Un accord qui protège les intérêts africains

17/07/2014
Un accord qui protège les intérêts africains

Après des années d’âpres discussions, les chefs d’Etat de seize pays d’Afrique occidentale ont enfin signé le fameux accord de partenariat économique (APE) avec l’Union européenne.

Jusqu’à présent, la majeure partie des Etats africains estimaient que les APE faisaient la part belle à l’Europe et marginalisait les économies du continent.

16 pays sont signataires : Bénin, Burkina Faso, Cap-Vert, Gambie, Ghana, Guinée, Guinée-Bissau, Côte d’Ivoire, Libéria, Mali, Mauritanie, Niger, Nigéria, Sénégal, Sierra Leone et Togo), la Cédéao et l’Union économique et monétaire ouest-africaine (UEMOA).

‘Je crois fermement à l’extension de notre coopération avec l’Afrique, un continent en plein essor, où les opportunités ne manquent pas. L’instauration d’un partenariat dont les membres seraient sur un pied d’égalité a toujours été l’une de mes priorités», a déclaré le président de la Commission européenne, José Manuel Barroso.

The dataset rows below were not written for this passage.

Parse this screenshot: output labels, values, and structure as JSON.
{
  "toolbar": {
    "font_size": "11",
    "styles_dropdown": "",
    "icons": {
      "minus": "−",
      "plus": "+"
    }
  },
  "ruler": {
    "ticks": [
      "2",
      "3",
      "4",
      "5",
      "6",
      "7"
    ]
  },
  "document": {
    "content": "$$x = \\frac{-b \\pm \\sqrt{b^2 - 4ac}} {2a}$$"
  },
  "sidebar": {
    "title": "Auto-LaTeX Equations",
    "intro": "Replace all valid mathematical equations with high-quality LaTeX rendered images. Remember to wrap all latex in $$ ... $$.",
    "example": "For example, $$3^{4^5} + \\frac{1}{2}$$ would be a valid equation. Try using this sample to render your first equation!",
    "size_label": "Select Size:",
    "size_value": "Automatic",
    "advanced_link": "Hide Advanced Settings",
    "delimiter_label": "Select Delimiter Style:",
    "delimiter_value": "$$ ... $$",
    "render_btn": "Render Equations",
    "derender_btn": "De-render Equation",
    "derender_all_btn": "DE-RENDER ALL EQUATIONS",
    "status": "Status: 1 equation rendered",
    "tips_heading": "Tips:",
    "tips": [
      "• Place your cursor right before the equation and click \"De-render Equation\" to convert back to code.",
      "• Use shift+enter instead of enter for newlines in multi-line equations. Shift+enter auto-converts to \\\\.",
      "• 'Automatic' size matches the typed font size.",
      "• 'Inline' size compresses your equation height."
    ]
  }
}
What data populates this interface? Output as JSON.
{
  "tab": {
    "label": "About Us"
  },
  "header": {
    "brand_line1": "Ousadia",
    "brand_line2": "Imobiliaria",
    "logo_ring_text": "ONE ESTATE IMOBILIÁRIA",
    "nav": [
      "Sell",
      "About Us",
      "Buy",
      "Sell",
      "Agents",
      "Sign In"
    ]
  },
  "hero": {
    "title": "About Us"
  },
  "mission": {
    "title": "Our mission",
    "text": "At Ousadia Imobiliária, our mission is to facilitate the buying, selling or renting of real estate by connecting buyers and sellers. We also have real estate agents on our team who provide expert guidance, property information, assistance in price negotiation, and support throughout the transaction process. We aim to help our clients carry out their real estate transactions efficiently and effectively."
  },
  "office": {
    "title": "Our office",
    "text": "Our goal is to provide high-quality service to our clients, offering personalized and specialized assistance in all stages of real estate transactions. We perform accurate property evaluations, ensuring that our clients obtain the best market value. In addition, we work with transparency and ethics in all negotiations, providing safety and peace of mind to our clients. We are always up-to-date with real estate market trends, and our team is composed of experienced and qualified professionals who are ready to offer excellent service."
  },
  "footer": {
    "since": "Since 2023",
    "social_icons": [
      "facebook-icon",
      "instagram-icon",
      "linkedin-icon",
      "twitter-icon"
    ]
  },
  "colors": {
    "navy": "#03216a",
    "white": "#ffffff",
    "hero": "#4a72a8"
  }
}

L’accord tient pleinement compte des écarts de développement entre l’Union et l’Afrique de l’Ouest. La première offre aux entreprises de la seconde des conditions plus avantageuses que celles qui s’appliquent aux exportations européennes vers l’Afrique. Lors des négociations, elle s’est engagée à ouvrir son marché à l’ensemble des produits d’Afrique de l’ouest dès que l’accord entrerait en vigueur. Elle a accepté en échange une ouverture partielle et graduelle du marché ouest africain. Ce n’est qu’au moment où l’Afrique de l’ouest sera prête à accorder de plus amples concessions aux principaux concurrents de l’Union que celle-ci pourra réclamer les mêmes améliorations.

Aux termes de l’accord, l’Afrique de l’ouest restera en mesure de protéger ses produits agricoles névralgiques de la concurrence européenne en maintenant des barrières tarifaires ou, au besoin, en instituant des mesures de sauvegarde. Pour soutenir la production agricole locale, l’Union a également accepté de ne pas subventionner ses exportations agricoles vers l’Afrique de l’Ouest.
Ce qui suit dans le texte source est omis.